Prince Charles and Camilla Parker Bowles to visit Sligo

Trip may include Mullaghmore where Lord Mountbatten died in an IRA bombing in 1979

Britain’s Prince Charles is to visit Sligo in May, almost 20 years after the first trip to Ireland by the heir to the British throne.

Britain’s Prince Charles is to visit Sligo in May, almost 20 years after the first trip to Ireland by the heir to the British throne.


Minister for Foreign Affairs Charlie Flanagan has welcomed the decision by Prince Charles and his second wife Camilla Parker Bowles to visit Ireland and Northern Ireland next month.

Sinn Féin leader Gerry Adams has said he hopes the visit will be “an occasion to promote reconciliation, respect and understanding”.

The visit from May 19th to 22nd is expected to include Sligo on the itinerary, and the schedule will involve both official and private engagements, according to the Department of Foreign Affairs.

Clarence House, the prince’s official residence,said that planning was “still in progress” and more details would be announced at a later stage.

The Department of Foreign Affairs said that it was “working with the British Embassy in Dublin on the arrangements”.

However, it is understood that the short programme may involve Mullaghmore, where Prince Charles’s great-uncle, Lord Louis Mountbatten, spent summer holidays – and where he died of injuries sustained in an IRA bombing of his boat on August 27th, 1979.

The royal couple may also visit Lissadell House and Drumcliffe Church, where poet WB Yeats is buried.

Prince Charles has spoken in the past of the impact that his great-uncle’s death had on him. Lord Mountbatten (79), who took holidays each summer at Classiebawn Castle near Mullaghmore harbour, had embarked on a lobster-potting and angling expedition on August 27th, 1979, when a bomb on board detonated just a few hundred yards from the harbour.

Mountbatten died of his injuries, as did his grandson Nicholas Knatchbull (14), Paul Maxwell (15) from Co Fermanagh, and Lady Brabourne (83), his eldest daughter’s mother-in-law. Nicholas Knatchbull’s parents and twin brother, Timothy, survived, but with serious injuries.

Thomas McMahon of Carrickmacross, Co Monaghan, was convicted of the bombing, which the IRA claimed responsibility for, and was sentenced to life imprisonment. He was released in 1998 under the terms of the Belfast Agreement.

Prince Charles undertook the first official visit to the State by a member of the British royal family since independence when he travelled to Dublin on May 31st, 1995. His arrival at Casement aerodrome in Baldonnel, west Dublin, was marked by a protest organised by Sinn Féin in Dublin city centre.
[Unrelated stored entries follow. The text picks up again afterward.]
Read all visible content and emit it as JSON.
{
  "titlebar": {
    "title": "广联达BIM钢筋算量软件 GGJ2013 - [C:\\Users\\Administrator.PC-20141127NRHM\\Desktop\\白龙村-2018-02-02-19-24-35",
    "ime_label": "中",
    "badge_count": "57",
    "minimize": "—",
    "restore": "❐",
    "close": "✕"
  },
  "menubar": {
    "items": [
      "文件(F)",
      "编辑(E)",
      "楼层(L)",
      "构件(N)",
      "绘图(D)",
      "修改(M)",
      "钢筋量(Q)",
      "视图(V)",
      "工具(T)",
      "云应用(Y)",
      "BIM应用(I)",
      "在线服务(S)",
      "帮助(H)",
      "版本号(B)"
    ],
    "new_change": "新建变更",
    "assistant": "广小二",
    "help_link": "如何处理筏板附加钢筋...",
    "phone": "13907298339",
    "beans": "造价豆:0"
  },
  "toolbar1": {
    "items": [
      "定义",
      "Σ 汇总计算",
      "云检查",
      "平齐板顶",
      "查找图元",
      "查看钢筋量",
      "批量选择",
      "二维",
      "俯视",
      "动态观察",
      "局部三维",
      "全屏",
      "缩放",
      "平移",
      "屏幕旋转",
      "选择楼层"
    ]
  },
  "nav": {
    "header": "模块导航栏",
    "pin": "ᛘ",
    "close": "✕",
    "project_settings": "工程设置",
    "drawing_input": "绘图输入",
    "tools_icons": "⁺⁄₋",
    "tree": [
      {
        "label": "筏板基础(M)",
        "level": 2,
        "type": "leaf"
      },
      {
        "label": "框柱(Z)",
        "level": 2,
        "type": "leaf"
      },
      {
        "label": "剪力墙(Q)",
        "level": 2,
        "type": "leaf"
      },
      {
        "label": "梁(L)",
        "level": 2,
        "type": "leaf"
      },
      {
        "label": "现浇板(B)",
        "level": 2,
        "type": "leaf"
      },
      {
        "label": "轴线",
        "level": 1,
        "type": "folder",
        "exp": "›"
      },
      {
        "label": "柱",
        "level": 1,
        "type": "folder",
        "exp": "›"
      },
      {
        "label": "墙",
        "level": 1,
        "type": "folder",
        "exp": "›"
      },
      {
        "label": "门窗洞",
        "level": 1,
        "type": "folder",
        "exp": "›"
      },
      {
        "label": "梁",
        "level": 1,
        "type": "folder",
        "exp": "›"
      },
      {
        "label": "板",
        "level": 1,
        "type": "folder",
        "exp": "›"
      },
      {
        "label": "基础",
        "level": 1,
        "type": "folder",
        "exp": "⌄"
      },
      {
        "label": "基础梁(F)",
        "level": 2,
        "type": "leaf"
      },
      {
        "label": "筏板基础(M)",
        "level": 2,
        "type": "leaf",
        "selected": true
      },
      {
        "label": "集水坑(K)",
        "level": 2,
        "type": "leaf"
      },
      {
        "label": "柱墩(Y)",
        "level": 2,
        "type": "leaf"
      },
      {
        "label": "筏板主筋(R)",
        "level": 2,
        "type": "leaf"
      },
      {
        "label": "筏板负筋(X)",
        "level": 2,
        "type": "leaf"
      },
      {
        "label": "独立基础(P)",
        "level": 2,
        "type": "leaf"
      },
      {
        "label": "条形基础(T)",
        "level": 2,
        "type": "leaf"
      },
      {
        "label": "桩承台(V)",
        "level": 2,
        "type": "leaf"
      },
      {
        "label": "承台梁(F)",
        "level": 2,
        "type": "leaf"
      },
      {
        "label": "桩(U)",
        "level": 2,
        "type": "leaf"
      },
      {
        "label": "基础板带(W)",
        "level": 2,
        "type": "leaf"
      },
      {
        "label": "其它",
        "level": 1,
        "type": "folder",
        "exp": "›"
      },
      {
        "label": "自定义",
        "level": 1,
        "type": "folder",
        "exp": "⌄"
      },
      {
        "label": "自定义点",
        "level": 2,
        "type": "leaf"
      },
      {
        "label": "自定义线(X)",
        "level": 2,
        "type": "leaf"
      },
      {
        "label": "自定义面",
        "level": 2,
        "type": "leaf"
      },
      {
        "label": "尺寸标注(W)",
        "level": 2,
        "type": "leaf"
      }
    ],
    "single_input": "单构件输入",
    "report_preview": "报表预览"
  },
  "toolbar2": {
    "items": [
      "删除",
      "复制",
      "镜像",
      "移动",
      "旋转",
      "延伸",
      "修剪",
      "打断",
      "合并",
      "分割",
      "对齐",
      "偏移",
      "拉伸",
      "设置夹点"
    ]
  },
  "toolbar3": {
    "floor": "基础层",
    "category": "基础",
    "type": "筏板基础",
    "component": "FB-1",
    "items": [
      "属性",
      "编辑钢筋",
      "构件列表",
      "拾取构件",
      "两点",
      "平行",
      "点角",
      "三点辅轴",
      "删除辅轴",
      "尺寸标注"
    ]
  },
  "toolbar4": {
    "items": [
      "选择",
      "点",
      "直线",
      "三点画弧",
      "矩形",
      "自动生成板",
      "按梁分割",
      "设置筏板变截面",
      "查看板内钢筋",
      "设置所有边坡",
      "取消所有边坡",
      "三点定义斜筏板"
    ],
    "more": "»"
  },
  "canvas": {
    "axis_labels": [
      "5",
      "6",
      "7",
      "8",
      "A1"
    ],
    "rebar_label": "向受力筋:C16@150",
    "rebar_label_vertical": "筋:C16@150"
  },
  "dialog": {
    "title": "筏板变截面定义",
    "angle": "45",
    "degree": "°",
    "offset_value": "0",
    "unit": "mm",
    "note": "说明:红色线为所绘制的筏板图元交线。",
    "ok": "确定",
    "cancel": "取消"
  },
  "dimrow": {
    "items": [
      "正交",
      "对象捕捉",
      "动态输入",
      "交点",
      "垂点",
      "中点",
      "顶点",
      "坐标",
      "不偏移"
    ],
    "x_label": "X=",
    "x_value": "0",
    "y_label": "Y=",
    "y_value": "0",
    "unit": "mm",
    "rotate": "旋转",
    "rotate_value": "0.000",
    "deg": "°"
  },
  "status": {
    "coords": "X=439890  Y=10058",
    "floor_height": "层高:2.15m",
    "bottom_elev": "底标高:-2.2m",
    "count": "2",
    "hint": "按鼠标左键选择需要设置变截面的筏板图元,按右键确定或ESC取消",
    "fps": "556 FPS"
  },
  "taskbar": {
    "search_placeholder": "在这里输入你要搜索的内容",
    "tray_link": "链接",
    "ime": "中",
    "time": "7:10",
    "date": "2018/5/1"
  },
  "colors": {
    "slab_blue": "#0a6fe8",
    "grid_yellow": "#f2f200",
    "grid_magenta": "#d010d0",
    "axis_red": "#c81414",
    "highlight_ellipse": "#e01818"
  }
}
His second official visit here, in 2002, had scheduled a trip to the Burren, Co Clare, but this part of the itinerary was cancelled due to the death of his aunt, Princess Margaret.

Commenting on the plan, which is expected to include engagements in Dublin, Mr Flanagan said that “following the reciprocal State visits of recent years, this visit to Ireland” represents “a further expression of the warmth and friendly relations which now exist between us”.

“We look forward to their arrival next month, and to a visit programme which reflects the quality of these relations,” Mr Flanagan said.

Mr Adams said: “the visit by the British Queen to the Garden of Remembrance [in Dublin, in 2011], her words of reconciliation and the subsequent meetings with Martin McGuinness demonstrated the potential of these events.”

“I am conscious that Prince Charles is the symbolic head of the British army’s Parachute Regiment and the grievous wrong they have done, including to the people of Derry and Ballymurphy where I grew up,”he said.

“However I am also conscious that the British royal family have also been directly affected by the actions of republicans,” he added.

“I hope this visit will be an occasion to promote reconciliation, respect and understanding,” Mr Adams said.

Prince Charles and his wife, who is Duchess of Cornwall, visited Northern Ireland in June 2013, and April, 2014.